Surviving Falling Through Ice
By Mr Jack Baker, president of the North American Ice Fishing Circuit
I’ve fallen through the ice in a pick-up truck, twice on a snowmobile and three or four times on foot. It’s an occupational hazard – I’ve been ice fishing for 17 years. I have also been the NAIFC president for 10 years and am involved with funding for the US ice fishing team. Based in Minnesota, I travel all over North America, traversing many expanses of ice including Lake Winnipeg in Canada.
The most severe occurrence was when I went through in a truck. We’ve all watched the movies where the hero breaks through the ice and saves the day – it doesn’t happen that way. A truck goes down pretty darn quick. We had to escape through the windows into the water and leave all our equipment behind. We were about a mile from land and our clothing froze – it was like walking in a shell. We got warm just before hypothermia kicked in.
There are a few reasons to be out on the ice, whether it be fishing, playing hockey or skating. My main piece of advice is always “there’s no such thing as safe ice”. I come from a professional ice fishing background so the kit I mention is second nature – but whether you’re a pro-fisherman or an unprepared backpacker, these tips and techniques could save your life.
Things you’ll need (in an ideal world):
01. An ice suit – Striker and Clam make excellent clothing for ice and water conditions
02. Ice cleats (spikes for boots)
03. Ice spud/chisel
04. Ice picks (hung over your neck on some rope, or on a Velcro holder on your jacket)

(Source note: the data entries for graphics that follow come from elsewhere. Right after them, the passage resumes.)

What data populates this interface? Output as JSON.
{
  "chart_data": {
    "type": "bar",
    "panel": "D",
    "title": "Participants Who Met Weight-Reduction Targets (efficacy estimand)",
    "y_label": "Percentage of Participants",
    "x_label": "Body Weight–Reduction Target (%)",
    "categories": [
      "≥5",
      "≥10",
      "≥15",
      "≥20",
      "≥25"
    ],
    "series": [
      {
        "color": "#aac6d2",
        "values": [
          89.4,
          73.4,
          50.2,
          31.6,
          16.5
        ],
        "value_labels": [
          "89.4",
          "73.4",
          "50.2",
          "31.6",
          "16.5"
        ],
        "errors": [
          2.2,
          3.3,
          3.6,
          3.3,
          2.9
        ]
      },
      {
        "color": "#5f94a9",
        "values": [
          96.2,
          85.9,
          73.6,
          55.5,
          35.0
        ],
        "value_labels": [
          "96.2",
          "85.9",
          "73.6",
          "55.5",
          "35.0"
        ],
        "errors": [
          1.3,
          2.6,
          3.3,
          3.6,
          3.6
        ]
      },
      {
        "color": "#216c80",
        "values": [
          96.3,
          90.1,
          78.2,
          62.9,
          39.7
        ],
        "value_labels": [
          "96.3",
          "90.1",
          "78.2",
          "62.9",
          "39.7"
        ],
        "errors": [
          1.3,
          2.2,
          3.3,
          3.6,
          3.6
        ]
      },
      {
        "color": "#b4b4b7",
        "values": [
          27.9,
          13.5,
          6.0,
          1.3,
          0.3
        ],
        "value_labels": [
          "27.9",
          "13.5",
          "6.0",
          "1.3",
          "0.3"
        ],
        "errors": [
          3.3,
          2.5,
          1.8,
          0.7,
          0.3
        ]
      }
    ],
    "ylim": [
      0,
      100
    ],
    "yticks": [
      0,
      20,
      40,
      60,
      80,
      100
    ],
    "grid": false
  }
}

06. An empty gallon milk jug (to hold your rope)
01. Know your ice
The first ice of the season occurs around the end of October in Canada. The clear and hard stuff makes for ideal conditions. The clearer it is, the less air bubbles and sediment in the ice. If a river or spring feeds the lake, it can often be thinner. When water has gone through it, it’s soft and mushy or “honeycombed”, and you can feel how weak it is. As it softens, it goes from clear to white to slushy, and in the end it’s black. The honeycombed black ice might be a foot thick but it’s not structurally sound.
02. Test with your tools
As a guide, you need three to four inches of good ice to walk on, five to six for a snowmobile, and a foot to put a vehicle on. If you’re moving on foot, use your ice spud (which is a 4-5ft chisel), shoving it into the ice to see if it goes through. Walk out 20ft more and punch another hole. Repeat this as you move.
03. Stay calm and spread yourself
If you go through, immediately put your hands out and spread yourself. When I fell recently, I was more than a mile from land and the water was between 10-0°C. Stay calm and try not to hyperventilate – but get out as quickly as possible because hypothermia is coming. If you can, steady yourself with your ice picks and kick with your feet to get your body flat on the water to spread your weight. If you’re in an upright position, the ice will break when you use your hands to get out.
04. Rope is your life line
If possible, get someone to throw you a rope. Whoever this is needs to stay back so they don’t fall victim to the same soft ice. Failing this, stay flat in the water, and slowly pull yourself out using the picks (or your hands if you don’t have picks) on the surrounding ice. Persist for as long as it takes. Once out, don’t stand up as that will put pressure on a weak area. Roll away to the last place you knew you had good ice, and get yourself into dry clothing and to a heat source as fast as you can.
05. If you lose the opening…
If you’re in a heavy vehicle when you go through the ice, your position can shift in the water meaning you’re not directly below the opening. I haven’t seen this happen to anyone who has fallen through on foot – but it does occur. When in a car, make sure you never have your seatbelt on and always have your windows down. Try to get out before you go under the ice – you’re unlikely to survive being upside down at the bottom of a lake. If you are under water and can’t find the opening, blow lots of bubbles to find which way is up and follow the light.
Failing to prepare
It doesn’t do you any good to leave any of your kit at home. Simple advice, perhaps, but people constantly think it won’t happen to them.
Playing it cool
People think if they’ve tested one area of ice then it’s fine all the way across the lake. You need to continually check.
Never walk out alone. I’ve seen people turn up to a lake with 200ft of rope, tie it to their waist, tie the other end to a car bonnet and walk out by themselves. Not clever.
If people are already out on the lake, it’s dangerous to assume that the ice is good. There are so many variables: you don’t know the direction they came from. You might have to walk through a bunch of springs to get to them. They also might be willing to take more risks.
Taking the wrong way out
Having fallen through, people will instinctively panic and try to push down on the ice to lift themselves out, without lying flat. The ice will keep breaking and you’ll keep on dunking.